Unfortuantely, this matches any word that contains "tr", like "trail", "tree", and so on. What I want to match is " tr" - meaning it has a leading space, the "tr", and nothing else in the word. Can somebody tell me what I need to do to make this happen?
I'm also going to need RegEx patterns for street addresses, city, state, and zip plus last name and first name. If there's a resource someone can point me to for these expressions I'd appreciate the help. I'm sorry to ask the group this question without spending the proper amount of time educating myself, by this is a time-sensitive project for which I need your expertise.
Thanks In Advance -
PS - Here a sample of data that I'm working with. I have this type of data present in 5 columns over 4,000 rows.
Jones Family **Trust**
3420 E Ave of the Ftns
3420 E Avenue of the Fountain
320 E ARROWHEAD **TRAILHEAD**
501 S 29TH ST
PO BOX 13422
71343 W Paradise Dr
152035 S 29TH ST
124 Owl Grove Pl
Johnson **Tr**
1900 E Arrowhead **Trl**
1900 E ARROWHEAD **TRL**
This is a sample from a column that predominantly contains street addresses. Other columns contain client names without addresses. So not every cell contains data that starts with a number.
I would rewrite your expression that finds trust and tr where they not preceded or followed by a other letters by using the \b is a word boundary assertion. \b matches at a position that is aptly called a "word boundary".

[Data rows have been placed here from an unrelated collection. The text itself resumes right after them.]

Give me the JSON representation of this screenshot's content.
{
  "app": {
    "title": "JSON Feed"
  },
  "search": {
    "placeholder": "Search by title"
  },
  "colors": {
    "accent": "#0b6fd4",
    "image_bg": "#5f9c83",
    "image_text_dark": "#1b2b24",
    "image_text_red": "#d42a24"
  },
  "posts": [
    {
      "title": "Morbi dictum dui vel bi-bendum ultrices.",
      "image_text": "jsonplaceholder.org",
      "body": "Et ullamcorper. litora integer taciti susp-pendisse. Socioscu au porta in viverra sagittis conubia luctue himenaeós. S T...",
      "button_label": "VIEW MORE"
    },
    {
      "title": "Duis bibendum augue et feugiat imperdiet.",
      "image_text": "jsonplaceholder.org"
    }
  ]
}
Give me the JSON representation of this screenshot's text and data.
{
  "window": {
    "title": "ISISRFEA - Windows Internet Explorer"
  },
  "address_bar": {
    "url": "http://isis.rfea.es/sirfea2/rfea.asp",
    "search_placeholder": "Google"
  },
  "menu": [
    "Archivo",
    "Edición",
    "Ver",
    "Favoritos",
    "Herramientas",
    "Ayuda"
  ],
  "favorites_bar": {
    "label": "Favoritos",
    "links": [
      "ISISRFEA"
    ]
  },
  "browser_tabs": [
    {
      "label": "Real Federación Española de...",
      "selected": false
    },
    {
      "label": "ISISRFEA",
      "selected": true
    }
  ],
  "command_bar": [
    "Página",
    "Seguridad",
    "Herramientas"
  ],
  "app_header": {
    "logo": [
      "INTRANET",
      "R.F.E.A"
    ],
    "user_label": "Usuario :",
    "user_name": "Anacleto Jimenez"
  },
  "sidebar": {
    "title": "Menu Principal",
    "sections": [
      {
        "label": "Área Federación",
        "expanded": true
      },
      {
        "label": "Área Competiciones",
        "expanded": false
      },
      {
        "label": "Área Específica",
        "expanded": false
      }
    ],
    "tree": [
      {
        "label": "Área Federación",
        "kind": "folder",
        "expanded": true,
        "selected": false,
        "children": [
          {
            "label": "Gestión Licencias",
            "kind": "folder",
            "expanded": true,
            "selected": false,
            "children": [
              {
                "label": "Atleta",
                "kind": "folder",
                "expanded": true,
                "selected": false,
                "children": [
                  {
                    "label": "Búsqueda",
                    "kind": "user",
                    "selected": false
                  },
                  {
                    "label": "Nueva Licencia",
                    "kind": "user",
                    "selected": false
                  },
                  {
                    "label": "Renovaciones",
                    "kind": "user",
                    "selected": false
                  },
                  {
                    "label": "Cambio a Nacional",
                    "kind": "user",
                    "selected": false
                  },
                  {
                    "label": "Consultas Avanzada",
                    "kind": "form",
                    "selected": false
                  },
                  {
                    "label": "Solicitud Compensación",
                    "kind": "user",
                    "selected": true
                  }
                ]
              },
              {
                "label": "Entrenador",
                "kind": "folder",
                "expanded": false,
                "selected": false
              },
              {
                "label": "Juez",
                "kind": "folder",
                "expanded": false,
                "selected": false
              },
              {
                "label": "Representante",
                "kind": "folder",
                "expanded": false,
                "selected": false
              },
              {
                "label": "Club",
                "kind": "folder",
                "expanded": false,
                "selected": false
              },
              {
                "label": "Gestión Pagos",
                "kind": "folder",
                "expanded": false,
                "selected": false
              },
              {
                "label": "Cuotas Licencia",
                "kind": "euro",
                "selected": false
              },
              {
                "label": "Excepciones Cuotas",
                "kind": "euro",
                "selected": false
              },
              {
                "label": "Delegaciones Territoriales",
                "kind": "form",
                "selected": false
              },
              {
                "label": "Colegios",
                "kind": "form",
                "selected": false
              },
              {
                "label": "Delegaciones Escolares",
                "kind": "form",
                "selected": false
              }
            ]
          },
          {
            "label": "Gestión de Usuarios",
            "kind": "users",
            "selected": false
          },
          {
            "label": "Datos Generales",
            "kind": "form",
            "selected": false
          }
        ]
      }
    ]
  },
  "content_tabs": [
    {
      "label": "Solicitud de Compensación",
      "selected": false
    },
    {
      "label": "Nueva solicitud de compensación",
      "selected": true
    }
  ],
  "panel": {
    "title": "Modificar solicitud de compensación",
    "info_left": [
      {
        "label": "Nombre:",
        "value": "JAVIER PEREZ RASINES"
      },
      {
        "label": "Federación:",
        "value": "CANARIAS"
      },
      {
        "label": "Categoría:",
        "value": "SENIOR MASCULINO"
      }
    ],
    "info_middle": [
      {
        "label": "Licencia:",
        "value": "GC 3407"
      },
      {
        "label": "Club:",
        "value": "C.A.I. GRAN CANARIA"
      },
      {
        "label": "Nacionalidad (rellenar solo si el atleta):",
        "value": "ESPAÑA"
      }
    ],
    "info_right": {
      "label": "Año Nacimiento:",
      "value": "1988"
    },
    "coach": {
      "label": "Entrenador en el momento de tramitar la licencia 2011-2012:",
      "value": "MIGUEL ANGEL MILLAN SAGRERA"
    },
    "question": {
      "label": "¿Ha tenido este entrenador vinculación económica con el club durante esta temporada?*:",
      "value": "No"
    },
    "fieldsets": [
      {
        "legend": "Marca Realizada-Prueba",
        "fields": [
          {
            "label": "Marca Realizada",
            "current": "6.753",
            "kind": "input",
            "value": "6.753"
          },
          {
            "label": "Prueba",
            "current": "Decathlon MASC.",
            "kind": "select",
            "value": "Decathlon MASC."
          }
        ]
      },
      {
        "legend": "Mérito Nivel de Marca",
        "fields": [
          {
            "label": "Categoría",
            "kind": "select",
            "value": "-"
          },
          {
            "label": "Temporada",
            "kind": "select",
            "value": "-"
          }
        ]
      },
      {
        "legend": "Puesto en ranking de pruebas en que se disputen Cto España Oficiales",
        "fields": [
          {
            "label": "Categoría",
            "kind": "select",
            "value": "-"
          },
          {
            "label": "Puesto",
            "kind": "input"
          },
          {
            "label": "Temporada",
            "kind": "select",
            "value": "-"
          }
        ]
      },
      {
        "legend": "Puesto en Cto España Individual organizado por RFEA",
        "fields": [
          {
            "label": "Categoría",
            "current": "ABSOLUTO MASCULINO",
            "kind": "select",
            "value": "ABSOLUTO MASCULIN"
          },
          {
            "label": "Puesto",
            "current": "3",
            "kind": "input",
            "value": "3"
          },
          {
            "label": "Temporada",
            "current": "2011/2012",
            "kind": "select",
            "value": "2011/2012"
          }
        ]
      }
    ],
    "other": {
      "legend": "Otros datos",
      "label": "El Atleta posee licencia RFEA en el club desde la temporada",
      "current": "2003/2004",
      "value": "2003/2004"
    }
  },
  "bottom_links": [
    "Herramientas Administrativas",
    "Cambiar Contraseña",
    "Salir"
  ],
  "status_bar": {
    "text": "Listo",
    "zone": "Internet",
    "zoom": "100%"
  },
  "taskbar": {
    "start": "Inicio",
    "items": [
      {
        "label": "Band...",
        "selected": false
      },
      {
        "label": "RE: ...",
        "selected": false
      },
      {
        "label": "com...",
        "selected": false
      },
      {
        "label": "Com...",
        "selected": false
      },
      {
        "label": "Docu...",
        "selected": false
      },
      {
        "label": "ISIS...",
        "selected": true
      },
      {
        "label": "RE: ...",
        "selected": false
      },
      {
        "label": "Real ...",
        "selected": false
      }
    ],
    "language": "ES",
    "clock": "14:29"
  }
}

There are three different positions that qualify as word boundaries:
Before the first character in the string, if the first character is a
word character.
After the last character in the string, if the last
character is a word character.
Between two characters in the string,
where one is a word character and the other is not a word character.
For more information on word boundaries then see also regular-expressions.info. I'm not affiliated with that site.
\b(?:trust|tr)\b
After viewing the above, if you're still set on requiring the tr preceded by a space, then use this \b(?:trust|\str)\b
Examples
Live Demo
https://regex101.com/r/xM4fR9/1
Note: I am assuming you're using the case insensitive flag for this
Explanation
NODE EXPLANATION
----------------------------------------------------------------------
\b the boundary between a word char (\w) and
something that is not a word char
----------------------------------------------------------------------
(?: group, but do not capture:
----------------------------------------------------------------------
trust 'trust'
----------------------------------------------------------------------
| OR
----------------------------------------------------------------------
tr 'tr'
----------------------------------------------------------------------
) end of grouping
----------------------------------------------------------------------
\b the boundary between a word char (\w) and
something that is not a word char
----------------------------------------------------------------------
Or
The \b(?:trust|tr)\b expression isn't the most efficient, but it is readable.
A functionally identical, but more efficient regular expression would be:
\btr(?:ust)?\b
Here we're still using the \b word boundary, but we've just made the ust part of the word trust optional with the (?: ... )? construct.